A common question is who divides the large file into smaller blocks. The responsibility for dividing the file into smaller blocks falls to the HDFS client itself (also referred to as the Hadoop client). The user or their specific machine does not need to manually divide or specify any logic for splitting the file. The Hadoop setup itself acts as the Hadoop client, containing all the necessary APIs to perform this division automatically. You, as the user, are the client, but the actual HDFS setup on your machine acts as the 'Hadoop client' that performs the block division.

Read Operation in HDFS#

Steps

When a client wishes to read a file from HDFS, the initial and crucial step involves the client interacting with the NameNode. The NameNode is recognized as the "centerpiece" of the HDFS cluster because it is responsible for storing all the metadata related to files and their block locations across the various DataNodes. Before providing any information, the NameNode first checks for access rights to ensure that the particular user or client is authorized to read the requested file.

Once access rights are verified, the NameNode's primary role shifts to providing the specific locations of the data blocks. It will furnish the client with the addresses of the DataNodes where each block of the file is actually stored. For example, it might instruct the client to "go on slave two to read block one," "go on slave ten to read block two," and so on. A very important distinction in HDFS is that the client then directly interacts with these respective DataNodes to read the file, and the NameNode is not involved in the actual data transfer during the read process.

The reason for this direct client-DataNode interaction, bypassing the NameNode for data flow, is critical: the NameNode would become a severe bottleneck if all data had to pass through it. Considering that HDFS deals with data in the range of petabytes and operates across thousands of nodes, routing all read operations through a single NameNode would make it incredibly inefficient and slow. Therefore, the read operation itself is distributed and performed in parallel directly from the DataNodes, which significantly enhances efficiency. For instance, one client might be reading a block from DataNode One, while another client simultaneously reads a different block from DataNode Three, or even the same client reads different blocks from different DataNodes in parallel.

To ensure security during this direct interaction, the NameNode doesn't just give out DataNode addresses freely. It also provides a token to the client. This token acts like an "ID card"; the client must show this token to the DataNode for authentication before the DataNode grants access to the data. This mechanism prevents unauthorized access to the data stored on the DataNodes.

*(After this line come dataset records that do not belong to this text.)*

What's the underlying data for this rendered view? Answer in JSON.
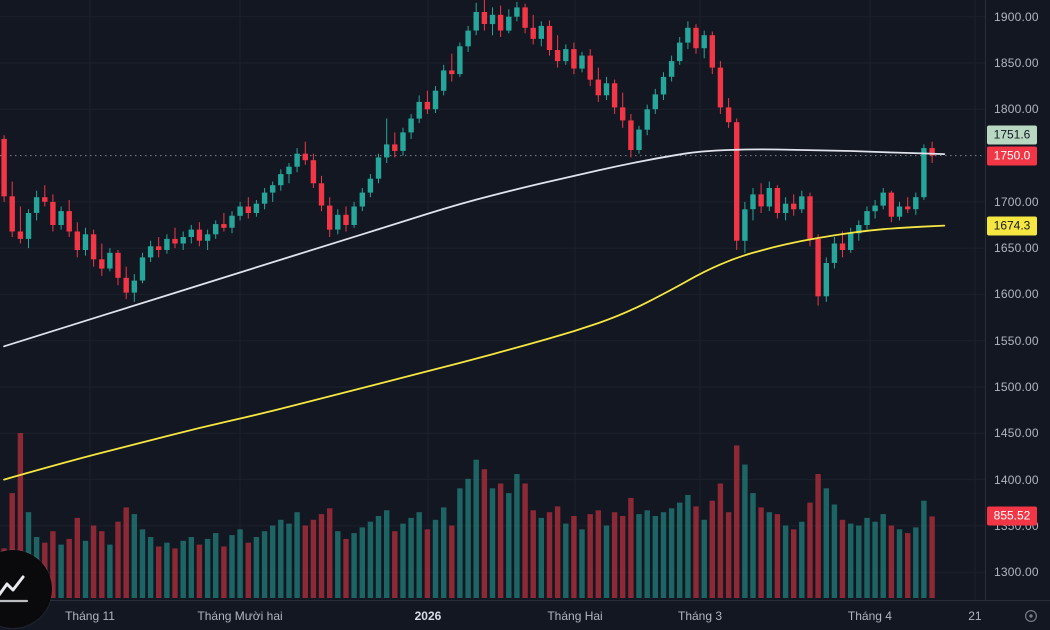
{
  "colors": {
    "background": "#131722",
    "up": "#26a69a",
    "down": "#f23645",
    "vol_up": "rgba(38,166,154,0.55)",
    "vol_down": "rgba(242,54,69,0.55)",
    "grid": "#1c212b",
    "axis_border": "#2a2e39",
    "axis_text": "#b2b5be",
    "price_line": "#9399a3",
    "ma_white": "#e0e3eb",
    "ma_yellow": "#f5e642"
  },
  "chart_data": {
    "type": "candlestick",
    "title": "",
    "slots": 121,
    "y_axis": {
      "min": 1270,
      "max": 1918,
      "ticks": [
        {
          "value": 1900,
          "label": "1900.00"
        },
        {
          "value": 1850,
          "label": "1850.00"
        },
        {
          "value": 1800,
          "label": "1800.00"
        },
        {
          "value": 1700,
          "label": "1700.00"
        },
        {
          "value": 1650,
          "label": "1650.00"
        },
        {
          "value": 1600,
          "label": "1600.00"
        },
        {
          "value": 1550,
          "label": "1550.00"
        },
        {
          "value": 1500,
          "label": "1500.00"
        },
        {
          "value": 1450,
          "label": "1450.00"
        },
        {
          "value": 1400,
          "label": "1400.00"
        },
        {
          "value": 1350,
          "label": "1350.00"
        },
        {
          "value": 1300,
          "label": "1300.00"
        }
      ]
    },
    "x_labels": [
      {
        "text": "Tháng 11",
        "xf": 0.0914,
        "year": false
      },
      {
        "text": "Tháng Mười hai",
        "xf": 0.2437,
        "year": false
      },
      {
        "text": "2026",
        "xf": 0.4345,
        "year": true
      },
      {
        "text": "Tháng Hai",
        "xf": 0.5838,
        "year": false
      },
      {
        "text": "Tháng 3",
        "xf": 0.7107,
        "year": false
      },
      {
        "text": "Tháng 4",
        "xf": 0.8832,
        "year": false
      },
      {
        "text": "21",
        "xf": 0.9898,
        "year": false
      }
    ],
    "last_price": {
      "price": 1750.0,
      "label": "1750.0"
    },
    "volume_max": 1730,
    "badges": [
      {
        "name": "ma-white-value-badge",
        "text": "1751.6",
        "price": 1751.6,
        "bg": "#b9d8c2",
        "fg": "#131722"
      },
      {
        "name": "last-price-badge",
        "text": "1750.0",
        "price": 1750.0,
        "bg": "#f23645",
        "fg": "#ffffff"
      },
      {
        "name": "ma-yellow-value-badge",
        "text": "1674.3",
        "price": 1674.3,
        "bg": "#f5e642",
        "fg": "#131722"
      }
    ],
    "volume_badge": {
      "text": "855.52",
      "bg": "#f23645",
      "fg": "#ffffff"
    },
    "overlays": [
      {
        "name": "ma-white",
        "color": "#e0e3eb",
        "points": [
          [
            0,
            1544
          ],
          [
            8,
            1566
          ],
          [
            16,
            1588
          ],
          [
            24,
            1610
          ],
          [
            32,
            1632
          ],
          [
            40,
            1654
          ],
          [
            48,
            1676
          ],
          [
            56,
            1698
          ],
          [
            64,
            1716
          ],
          [
            70,
            1728
          ],
          [
            76,
            1740
          ],
          [
            82,
            1750
          ],
          [
            86,
            1755
          ],
          [
            92,
            1757
          ],
          [
            98,
            1756
          ],
          [
            104,
            1755
          ],
          [
            110,
            1753
          ],
          [
            115.5,
            1751.6
          ]
        ]
      },
      {
        "name": "ma-yellow",
        "color": "#f5e642",
        "points": [
          [
            0,
            1400
          ],
          [
            8,
            1420
          ],
          [
            16,
            1438
          ],
          [
            24,
            1456
          ],
          [
            32,
            1472
          ],
          [
            40,
            1490
          ],
          [
            48,
            1508
          ],
          [
            56,
            1526
          ],
          [
            64,
            1545
          ],
          [
            70,
            1560
          ],
          [
            76,
            1578
          ],
          [
            82,
            1605
          ],
          [
            86,
            1625
          ],
          [
            90,
            1640
          ],
          [
            94,
            1650
          ],
          [
            98,
            1658
          ],
          [
            102,
            1664
          ],
          [
            106,
            1669
          ],
          [
            110,
            1672
          ],
          [
            115.5,
            1674.3
          ]
        ]
      }
    ],
    "candles": [
      [
        1768,
        1772,
        1700,
        1706,
        520
      ],
      [
        1706,
        1722,
        1662,
        1668,
        1100
      ],
      [
        1668,
        1695,
        1655,
        1660,
        1730
      ],
      [
        1660,
        1692,
        1650,
        1688,
        900
      ],
      [
        1688,
        1712,
        1680,
        1705,
        640
      ],
      [
        1705,
        1718,
        1695,
        1700,
        580
      ],
      [
        1700,
        1708,
        1668,
        1675,
        700
      ],
      [
        1675,
        1695,
        1670,
        1690,
        560
      ],
      [
        1690,
        1702,
        1662,
        1668,
        620
      ],
      [
        1668,
        1678,
        1640,
        1648,
        840
      ],
      [
        1648,
        1672,
        1642,
        1665,
        600
      ],
      [
        1665,
        1670,
        1630,
        1638,
        760
      ],
      [
        1638,
        1655,
        1620,
        1628,
        700
      ],
      [
        1628,
        1650,
        1625,
        1645,
        560
      ],
      [
        1645,
        1648,
        1610,
        1618,
        800
      ],
      [
        1618,
        1630,
        1595,
        1602,
        950
      ],
      [
        1602,
        1622,
        1592,
        1615,
        880
      ],
      [
        1615,
        1645,
        1612,
        1640,
        720
      ],
      [
        1640,
        1658,
        1635,
        1652,
        640
      ],
      [
        1652,
        1662,
        1640,
        1648,
        540
      ],
      [
        1648,
        1665,
        1644,
        1660,
        580
      ],
      [
        1660,
        1672,
        1650,
        1655,
        520
      ],
      [
        1655,
        1668,
        1648,
        1662,
        600
      ],
      [
        1662,
        1675,
        1655,
        1670,
        640
      ],
      [
        1670,
        1678,
        1652,
        1658,
        560
      ],
      [
        1658,
        1670,
        1648,
        1665,
        620
      ],
      [
        1665,
        1680,
        1660,
        1676,
        680
      ],
      [
        1676,
        1688,
        1668,
        1672,
        540
      ],
      [
        1672,
        1690,
        1666,
        1685,
        660
      ],
      [
        1685,
        1700,
        1680,
        1695,
        720
      ],
      [
        1695,
        1705,
        1682,
        1688,
        580
      ],
      [
        1688,
        1702,
        1684,
        1698,
        640
      ],
      [
        1698,
        1715,
        1692,
        1710,
        700
      ],
      [
        1710,
        1722,
        1700,
        1718,
        760
      ],
      [
        1718,
        1735,
        1712,
        1730,
        820
      ],
      [
        1730,
        1742,
        1720,
        1738,
        780
      ],
      [
        1738,
        1758,
        1732,
        1752,
        900
      ],
      [
        1752,
        1765,
        1740,
        1745,
        760
      ],
      [
        1745,
        1752,
        1715,
        1720,
        820
      ],
      [
        1720,
        1728,
        1690,
        1696,
        880
      ],
      [
        1696,
        1705,
        1662,
        1670,
        940
      ],
      [
        1670,
        1692,
        1665,
        1686,
        700
      ],
      [
        1686,
        1695,
        1668,
        1675,
        620
      ],
      [
        1675,
        1700,
        1672,
        1695,
        680
      ],
      [
        1695,
        1715,
        1690,
        1710,
        740
      ],
      [
        1710,
        1730,
        1705,
        1725,
        800
      ],
      [
        1725,
        1752,
        1720,
        1748,
        860
      ],
      [
        1748,
        1790,
        1742,
        1762,
        920
      ],
      [
        1762,
        1775,
        1748,
        1755,
        700
      ],
      [
        1755,
        1780,
        1750,
        1775,
        780
      ],
      [
        1775,
        1795,
        1768,
        1790,
        840
      ],
      [
        1790,
        1815,
        1785,
        1808,
        900
      ],
      [
        1808,
        1820,
        1795,
        1800,
        720
      ],
      [
        1800,
        1825,
        1796,
        1820,
        820
      ],
      [
        1820,
        1848,
        1815,
        1842,
        950
      ],
      [
        1842,
        1860,
        1830,
        1838,
        760
      ],
      [
        1838,
        1872,
        1835,
        1868,
        1150
      ],
      [
        1868,
        1890,
        1862,
        1885,
        1250
      ],
      [
        1885,
        1915,
        1880,
        1905,
        1450
      ],
      [
        1905,
        1918,
        1885,
        1892,
        1350
      ],
      [
        1892,
        1910,
        1880,
        1902,
        1150
      ],
      [
        1902,
        1912,
        1878,
        1885,
        1200
      ],
      [
        1885,
        1908,
        1882,
        1900,
        1100
      ],
      [
        1900,
        1916,
        1895,
        1910,
        1300
      ],
      [
        1910,
        1914,
        1882,
        1888,
        1200
      ],
      [
        1888,
        1902,
        1870,
        1876,
        920
      ],
      [
        1876,
        1895,
        1868,
        1890,
        840
      ],
      [
        1890,
        1896,
        1858,
        1864,
        900
      ],
      [
        1864,
        1880,
        1845,
        1852,
        960
      ],
      [
        1852,
        1870,
        1848,
        1865,
        780
      ],
      [
        1865,
        1872,
        1838,
        1844,
        860
      ],
      [
        1844,
        1862,
        1840,
        1858,
        720
      ],
      [
        1858,
        1865,
        1825,
        1832,
        880
      ],
      [
        1832,
        1845,
        1808,
        1815,
        920
      ],
      [
        1815,
        1835,
        1810,
        1828,
        760
      ],
      [
        1828,
        1832,
        1795,
        1802,
        900
      ],
      [
        1802,
        1818,
        1780,
        1788,
        860
      ],
      [
        1788,
        1795,
        1748,
        1756,
        1050
      ],
      [
        1756,
        1782,
        1752,
        1778,
        880
      ],
      [
        1778,
        1805,
        1772,
        1800,
        920
      ],
      [
        1800,
        1822,
        1795,
        1816,
        860
      ],
      [
        1816,
        1840,
        1810,
        1835,
        900
      ],
      [
        1835,
        1858,
        1830,
        1852,
        940
      ],
      [
        1852,
        1878,
        1848,
        1872,
        1000
      ],
      [
        1872,
        1895,
        1865,
        1888,
        1080
      ],
      [
        1888,
        1892,
        1860,
        1866,
        960
      ],
      [
        1866,
        1885,
        1855,
        1880,
        820
      ],
      [
        1880,
        1884,
        1838,
        1845,
        1020
      ],
      [
        1845,
        1852,
        1795,
        1802,
        1200
      ],
      [
        1802,
        1812,
        1780,
        1786,
        900
      ],
      [
        1786,
        1790,
        1648,
        1658,
        1600
      ],
      [
        1658,
        1700,
        1645,
        1692,
        1400
      ],
      [
        1692,
        1715,
        1680,
        1708,
        1100
      ],
      [
        1708,
        1720,
        1688,
        1695,
        950
      ],
      [
        1695,
        1722,
        1690,
        1715,
        900
      ],
      [
        1715,
        1718,
        1682,
        1688,
        880
      ],
      [
        1688,
        1705,
        1680,
        1698,
        760
      ],
      [
        1698,
        1708,
        1685,
        1692,
        720
      ],
      [
        1692,
        1712,
        1688,
        1706,
        800
      ],
      [
        1706,
        1710,
        1652,
        1660,
        1000
      ],
      [
        1660,
        1665,
        1588,
        1598,
        1300
      ],
      [
        1598,
        1640,
        1592,
        1634,
        1150
      ],
      [
        1634,
        1662,
        1628,
        1655,
        980
      ],
      [
        1655,
        1668,
        1640,
        1648,
        820
      ],
      [
        1648,
        1672,
        1645,
        1666,
        780
      ],
      [
        1666,
        1680,
        1658,
        1675,
        760
      ],
      [
        1675,
        1695,
        1670,
        1690,
        840
      ],
      [
        1690,
        1702,
        1682,
        1696,
        800
      ],
      [
        1696,
        1715,
        1692,
        1710,
        880
      ],
      [
        1710,
        1712,
        1678,
        1684,
        760
      ],
      [
        1684,
        1700,
        1680,
        1695,
        720
      ],
      [
        1695,
        1705,
        1688,
        1692,
        680
      ],
      [
        1692,
        1710,
        1686,
        1705,
        740
      ],
      [
        1705,
        1762,
        1702,
        1758,
        1020
      ],
      [
        1758,
        1765,
        1742,
        1750,
        855.52
      ]
    ]
  },
  "icons": {
    "scope": "target-icon",
    "logo": "symbol-logo"
  }
}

At a deeper, API level, when an end-user initiates a read operation on their client machine, a Java Virtual Machine (JVM) starts. The very first API class to come into play is the HDFS client class. This class sends an "open request" to the Distributed File System API. This File System API then interacts directly with the NameNode to request the block locations. After the NameNode performs its authorization and authentication checks, it provides the necessary block locations. Following this, the client uses an FS Data Input Stream – a standard Java API specifically adapted for Hadoop – to start directly reading the data from the DataNodes.

Finally, HDFS is designed with robust fault tolerance during read operations. If, at any point while reading data, a DataNode goes down (e.g., due to a server failure or power loss), there are no issues. The client will immediately complain to the NameNode about the problem. The NameNode, which constantly monitors its DataNodes through heartbeats, will detect that the particular slave has stopped responding. In such a scenario, the NameNode will then provide the location of another DataNode where the same block of data is available. This ensures that the client can continue reading the file seamlessly without data loss or interruption.